„wir sehen uns frei“- Wirklich?

Das Projekt von Robert Sochacki rückt das Sehen und das Hinsehen in den Focus.
Das Projekt von Robert Sochacki rückt das Sehen und das Hinsehen in den Focus. ©Pixabay/Mario

Was es mit den riesigen Augenpaaren, die von der Oper auf den Augustusplatz blicken auf sich hat, was ihm der Kollektivgedanke bedeutet und warum es wichtig ist, hinter die Fassaden oder auch in Familienalben zu blicken, erfahren wir von Robert Sochacki, der für das Lichtfest „wir sehen uns frei“ konzipierte.

Robert Sochacki, was sollen die großen Augen auf der Oper?

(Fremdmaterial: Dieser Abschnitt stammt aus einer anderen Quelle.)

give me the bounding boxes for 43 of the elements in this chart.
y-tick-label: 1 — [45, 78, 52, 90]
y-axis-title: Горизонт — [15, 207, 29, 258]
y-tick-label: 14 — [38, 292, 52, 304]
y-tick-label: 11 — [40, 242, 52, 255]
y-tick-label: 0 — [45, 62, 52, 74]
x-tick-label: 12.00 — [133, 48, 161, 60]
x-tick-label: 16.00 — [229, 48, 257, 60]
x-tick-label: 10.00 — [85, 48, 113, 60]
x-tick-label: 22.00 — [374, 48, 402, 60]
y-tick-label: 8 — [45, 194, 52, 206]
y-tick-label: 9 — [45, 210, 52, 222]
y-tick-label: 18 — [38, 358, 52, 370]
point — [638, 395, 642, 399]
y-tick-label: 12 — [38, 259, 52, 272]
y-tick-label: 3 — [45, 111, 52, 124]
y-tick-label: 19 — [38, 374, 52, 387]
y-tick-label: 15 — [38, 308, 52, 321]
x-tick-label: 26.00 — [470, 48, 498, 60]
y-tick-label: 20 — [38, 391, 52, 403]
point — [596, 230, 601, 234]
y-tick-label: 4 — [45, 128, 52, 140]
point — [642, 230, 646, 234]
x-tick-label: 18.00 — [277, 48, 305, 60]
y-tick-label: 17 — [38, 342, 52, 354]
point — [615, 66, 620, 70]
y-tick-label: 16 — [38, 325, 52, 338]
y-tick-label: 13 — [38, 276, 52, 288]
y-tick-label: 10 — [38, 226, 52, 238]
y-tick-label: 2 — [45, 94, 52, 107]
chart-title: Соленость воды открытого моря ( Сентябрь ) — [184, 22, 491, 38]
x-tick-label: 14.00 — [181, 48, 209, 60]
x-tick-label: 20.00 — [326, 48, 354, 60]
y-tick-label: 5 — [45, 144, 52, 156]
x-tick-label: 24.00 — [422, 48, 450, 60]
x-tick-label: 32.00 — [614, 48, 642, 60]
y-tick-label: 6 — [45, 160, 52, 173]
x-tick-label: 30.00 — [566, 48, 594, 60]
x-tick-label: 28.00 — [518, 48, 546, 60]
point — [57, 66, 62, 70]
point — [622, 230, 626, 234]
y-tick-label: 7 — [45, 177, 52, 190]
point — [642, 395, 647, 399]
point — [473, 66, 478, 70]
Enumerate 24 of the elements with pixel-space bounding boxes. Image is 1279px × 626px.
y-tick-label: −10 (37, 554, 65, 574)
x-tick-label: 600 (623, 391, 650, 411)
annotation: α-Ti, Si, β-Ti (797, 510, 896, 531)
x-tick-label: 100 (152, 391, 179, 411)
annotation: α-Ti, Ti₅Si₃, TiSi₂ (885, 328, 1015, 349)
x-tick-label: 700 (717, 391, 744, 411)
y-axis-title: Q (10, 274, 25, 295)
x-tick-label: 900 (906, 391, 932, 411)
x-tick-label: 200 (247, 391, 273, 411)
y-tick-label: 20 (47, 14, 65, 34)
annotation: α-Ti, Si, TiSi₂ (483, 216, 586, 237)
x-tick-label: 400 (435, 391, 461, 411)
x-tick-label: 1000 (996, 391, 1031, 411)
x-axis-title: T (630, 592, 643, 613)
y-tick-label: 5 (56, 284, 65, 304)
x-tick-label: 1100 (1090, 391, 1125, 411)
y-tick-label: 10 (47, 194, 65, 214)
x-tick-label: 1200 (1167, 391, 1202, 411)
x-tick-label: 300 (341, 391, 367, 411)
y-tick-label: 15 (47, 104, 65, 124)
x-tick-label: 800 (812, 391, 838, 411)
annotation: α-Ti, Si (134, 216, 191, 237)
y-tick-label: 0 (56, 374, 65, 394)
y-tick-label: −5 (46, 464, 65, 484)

Die großformatigen Augenprojektionen stehen in direktem Bezug zum Namen der Installation: „wir sehen uns frei“. Ja, wir betrachten uns häufig als frei. Aber sind wir es tatsächlich? Stehen wir nicht selbst ständig unter Beobachtung anderer oder auch der sozialen Medien? So, wie wir auf andere schauen, schauen andere auf uns. Sehen kann Fürsorge, Wahrnehmen bedeuten, aber eben auch Beobachtung und Kontrolle.

Zentral ist auch das Thema der Gemeinschaft, kleiner Gruppen und Formationen im Alltagsleben, der Kollektive in Lebens- und Arbeitswelten im originären Sinn. Ist Ihnen hier ein Bereich besonders wichtig?

Vielleicht ist derzeit am wichtigsten, sich der Familie zuzuwenden – sich ihren einzigartigen Geschichten und Beziehungen zu widmen, die der wahre Kern unserer Gemeinschaft sind. Hinter den Fassaden finden sich unzählige Geschichten über die Menschen, über ihre kleinen Erfolge und ihr Scheitern gleichermaßen. Alltäglichkeit, die unsere Geschichte widerspiegelt. Diese kleinen, privaten Momente und Bilder waren und sind wichtige Zeitzeugen. Aus diesem Grund möchte ich in den Projektionen auf diese wenig sichtbaren, aber kostbaren Momente verweisen. Wir dürfen nicht vergessen, dass wir heute genauso Teil lebendiger Geschichte sind wie wir es 1989 waren. Aus diesem Grund finden besonders viele Aufnahmen, die aus Familienalben stammen, Eingang in die Projektion.

Das Thema „Kollektiv“ setzt aber nicht nur den Grundtenor der Installation, sondern bestimmte auch den Entstehungsprozess, richtig?

Absolut. Ich habe mich gleich am Anfang dazu entschlossen, nicht nur als Team mit Wera Morawiec, die das Projekt kuratiert, zu arbeiten, sondern auch Künstler, Institutionen und Kulturschaffende aus Leipzig einzubinden. Es sind viele Menschen, die am Projekt mitwirken. Darüber bin ich sehr glücklich. Wir arbeiten eng zusammen, stehen in Beziehungen zueinander – korrespondierend zum Grundgedanken des Projekts, dass (familiäre) Bande der Kern jeder Gesellschaft sind. Unser Projekt wird dadurch nicht eine einzelne Perspektive auf 1989 zeigen, sondern vielmehr auf dem Zusammenwirken aller Beteiligten aufbauen, auch mit den Menschen, die am 9. Oktober auf den Augustusplatz kommen: Durch die Interaktion mit den Bildern und Klängen werden sie ihr eigenes Verständnis des Projekts "wir sehen uns frei" entwickeln.

Was hat „wir sehen uns frei“ mit der Friedlichen Revolution zu tun?

Ich bin Jahrgang 1971, habe die Friedliche Revolution in Osteuropa erlebt. Danzig, wo ich geboren und aufgewachsen bin, war Ursprungsort der polnischen Revolutionsbewegung. So konnte ich ganz nah den Kampf der Aufständischen in der Werft, in der meine Mutter arbeitete, verfolgen. Seitdem war ich immer offen für die Spuren und Echos der Revolution, die im öffentlichen Raum präsent sind. Mir gefällt es, eine Stadt und die Geschichte(n) ihrer Bürger in meiner Arbeit einzubinden. Ich bin der Meinung, dass das die Chance bietet, die Vergangenheit zu reflektieren, sich aber auch die Zukunft besser vorstellen zu können.